I am the webmaster for a new client. The client has his domain registered by a firm which will not respond to phone calls or emails. We are going to be changing web hosts and need to make sure that our client, the site owner, is put in control of his domain name so at renewal time in November 2006 he will be easily able to renew his domain name.
How can we go about removing the domain name lock that this firm has on our client's domain name? We are already having an issue in regard to changing the domain name servers with this same firm who is acting as his web host as well. The client and site owner, tells us that this firm has taken money and he is ready to report him to the police. All in all, this is a distasteful situation and a thorny one. We really need some help to try to clean this up for the client.
Is there anyone who can recommend a course of action? We know that it is a mess.
This is what we need:
1. How do we disable the domain name lock on the domain name due to gross violation of trust on the firm's part and get our client back in control of his domain name so he can renew it when the time comes.
2. How can we force the change of the DNS servers to reflect our new web host that we want to use.
Thank goodness we have the site files!
Thanks very much in advance for any information. We have already sent requests for help to the new Web host and to the place where the firm registered the domain name
Check the WHOIS information and see who the registrant is. Is it your client? Or somebody else?
Many web hosts offer "free" domain name registrations, but really what they are offering is to register the domain name of your choice, with THEMSELVES as the registrant. You then have the right to use the domain name as long as you host with them. But it is THEIR domain and if you leave the host you don't get to take the domain name with you.

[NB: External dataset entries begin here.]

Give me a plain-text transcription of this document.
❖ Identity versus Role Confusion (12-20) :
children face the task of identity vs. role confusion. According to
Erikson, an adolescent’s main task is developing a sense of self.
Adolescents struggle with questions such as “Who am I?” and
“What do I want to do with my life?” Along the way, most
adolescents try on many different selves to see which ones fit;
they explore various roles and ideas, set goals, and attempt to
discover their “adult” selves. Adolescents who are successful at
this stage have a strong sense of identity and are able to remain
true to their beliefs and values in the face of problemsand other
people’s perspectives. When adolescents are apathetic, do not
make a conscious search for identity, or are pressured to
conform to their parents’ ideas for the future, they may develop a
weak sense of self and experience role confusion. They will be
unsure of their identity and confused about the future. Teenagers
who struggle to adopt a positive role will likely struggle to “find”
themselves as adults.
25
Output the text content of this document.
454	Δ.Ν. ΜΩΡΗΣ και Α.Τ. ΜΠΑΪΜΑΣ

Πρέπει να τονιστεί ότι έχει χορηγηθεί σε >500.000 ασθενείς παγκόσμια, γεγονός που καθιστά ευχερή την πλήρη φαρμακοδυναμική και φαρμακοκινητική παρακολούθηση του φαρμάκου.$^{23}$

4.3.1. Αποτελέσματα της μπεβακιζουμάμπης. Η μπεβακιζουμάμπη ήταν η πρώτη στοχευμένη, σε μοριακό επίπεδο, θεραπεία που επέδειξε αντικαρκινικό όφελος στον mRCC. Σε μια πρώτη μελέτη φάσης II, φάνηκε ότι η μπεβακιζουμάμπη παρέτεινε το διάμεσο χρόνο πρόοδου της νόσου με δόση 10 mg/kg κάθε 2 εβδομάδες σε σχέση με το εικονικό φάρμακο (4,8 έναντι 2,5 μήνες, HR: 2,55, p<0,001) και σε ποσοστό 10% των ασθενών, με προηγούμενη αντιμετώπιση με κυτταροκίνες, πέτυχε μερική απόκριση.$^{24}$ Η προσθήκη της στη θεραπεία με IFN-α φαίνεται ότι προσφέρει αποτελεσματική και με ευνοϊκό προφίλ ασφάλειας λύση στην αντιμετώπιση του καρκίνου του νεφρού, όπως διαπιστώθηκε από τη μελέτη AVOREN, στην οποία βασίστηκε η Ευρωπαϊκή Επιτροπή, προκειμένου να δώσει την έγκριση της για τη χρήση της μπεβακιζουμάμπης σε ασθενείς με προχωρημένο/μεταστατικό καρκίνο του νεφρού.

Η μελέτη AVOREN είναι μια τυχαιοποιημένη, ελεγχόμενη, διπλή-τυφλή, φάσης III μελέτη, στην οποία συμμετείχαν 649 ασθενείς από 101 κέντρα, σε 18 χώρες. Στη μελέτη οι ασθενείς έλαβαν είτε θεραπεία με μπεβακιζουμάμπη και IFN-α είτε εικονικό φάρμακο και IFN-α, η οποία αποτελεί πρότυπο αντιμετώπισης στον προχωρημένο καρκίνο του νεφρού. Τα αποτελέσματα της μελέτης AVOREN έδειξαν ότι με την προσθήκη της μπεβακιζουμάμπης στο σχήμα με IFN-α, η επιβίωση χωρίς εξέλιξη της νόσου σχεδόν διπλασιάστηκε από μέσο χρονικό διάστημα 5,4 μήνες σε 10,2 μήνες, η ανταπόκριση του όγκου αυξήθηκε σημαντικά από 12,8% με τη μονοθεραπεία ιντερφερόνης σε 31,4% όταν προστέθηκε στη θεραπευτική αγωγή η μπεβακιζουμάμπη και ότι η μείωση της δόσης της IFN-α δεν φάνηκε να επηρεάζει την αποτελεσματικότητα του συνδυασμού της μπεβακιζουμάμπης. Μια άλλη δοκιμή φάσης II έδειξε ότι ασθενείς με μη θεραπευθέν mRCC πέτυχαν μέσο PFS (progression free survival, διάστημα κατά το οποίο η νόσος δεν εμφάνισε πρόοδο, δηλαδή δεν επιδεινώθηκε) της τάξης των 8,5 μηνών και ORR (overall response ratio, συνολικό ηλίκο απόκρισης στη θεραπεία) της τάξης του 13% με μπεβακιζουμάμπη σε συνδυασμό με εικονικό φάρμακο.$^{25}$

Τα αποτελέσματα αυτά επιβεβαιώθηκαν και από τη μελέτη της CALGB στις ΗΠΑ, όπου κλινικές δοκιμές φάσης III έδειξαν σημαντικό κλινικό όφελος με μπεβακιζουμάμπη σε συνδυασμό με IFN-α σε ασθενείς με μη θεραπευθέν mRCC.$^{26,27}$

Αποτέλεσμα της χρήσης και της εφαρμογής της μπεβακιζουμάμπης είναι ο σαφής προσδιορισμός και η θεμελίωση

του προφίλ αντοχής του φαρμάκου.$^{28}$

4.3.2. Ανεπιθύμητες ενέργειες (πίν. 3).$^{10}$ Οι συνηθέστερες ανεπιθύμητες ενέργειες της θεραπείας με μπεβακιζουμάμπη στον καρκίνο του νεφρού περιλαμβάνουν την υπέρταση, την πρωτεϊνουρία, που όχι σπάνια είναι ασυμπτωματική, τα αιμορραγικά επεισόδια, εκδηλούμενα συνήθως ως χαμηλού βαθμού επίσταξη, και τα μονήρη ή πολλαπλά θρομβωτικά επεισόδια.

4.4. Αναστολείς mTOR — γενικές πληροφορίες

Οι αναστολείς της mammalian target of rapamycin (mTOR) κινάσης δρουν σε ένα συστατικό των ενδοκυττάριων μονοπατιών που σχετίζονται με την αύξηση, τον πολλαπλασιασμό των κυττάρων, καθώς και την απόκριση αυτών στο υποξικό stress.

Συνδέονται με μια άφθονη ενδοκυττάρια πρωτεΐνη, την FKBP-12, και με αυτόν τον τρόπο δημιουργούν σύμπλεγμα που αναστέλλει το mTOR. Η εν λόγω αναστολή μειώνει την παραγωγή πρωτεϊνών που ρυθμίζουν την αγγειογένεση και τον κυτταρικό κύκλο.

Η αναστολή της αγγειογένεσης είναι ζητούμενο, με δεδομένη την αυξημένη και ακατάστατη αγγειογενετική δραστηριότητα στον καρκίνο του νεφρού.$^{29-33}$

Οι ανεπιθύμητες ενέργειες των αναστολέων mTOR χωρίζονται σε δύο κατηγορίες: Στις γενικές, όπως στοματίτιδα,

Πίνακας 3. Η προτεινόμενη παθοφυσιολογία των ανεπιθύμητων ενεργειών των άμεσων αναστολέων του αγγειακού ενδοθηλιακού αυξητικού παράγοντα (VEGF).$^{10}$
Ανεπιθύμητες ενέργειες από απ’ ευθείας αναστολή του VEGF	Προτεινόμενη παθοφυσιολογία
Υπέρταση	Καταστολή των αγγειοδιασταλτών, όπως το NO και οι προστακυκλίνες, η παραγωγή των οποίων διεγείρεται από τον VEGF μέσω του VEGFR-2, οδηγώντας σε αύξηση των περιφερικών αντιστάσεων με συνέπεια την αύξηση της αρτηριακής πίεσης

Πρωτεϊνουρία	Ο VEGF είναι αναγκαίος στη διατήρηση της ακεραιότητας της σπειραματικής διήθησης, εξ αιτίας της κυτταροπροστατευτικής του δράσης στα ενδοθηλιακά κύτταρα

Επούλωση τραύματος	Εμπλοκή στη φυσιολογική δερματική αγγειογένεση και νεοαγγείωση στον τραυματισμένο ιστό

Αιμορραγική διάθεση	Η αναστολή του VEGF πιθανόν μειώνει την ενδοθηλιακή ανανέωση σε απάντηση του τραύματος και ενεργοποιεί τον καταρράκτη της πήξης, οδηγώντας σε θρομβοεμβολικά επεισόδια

If this is the case, your client likely has no legal leg to stand on. Perhaps their was some fraud up front, but more likely, it's all there in the fine print that your client agreed to.
It's important to read the fine print UP FRONT, not after you have a crisis.
Your best best is to negotiate and get your client to buy himself out of the mess he put himself into.
If, on the other hand, you client is the registrant, but somebody else is the administrative contact, and your client doesn't have the necessary login and password information to change this, go to the registrar's web site and determine the procedure for having your client change the administrative contact and obtain new login and password information. They will have a procedure for your client to prove that they are the registrant.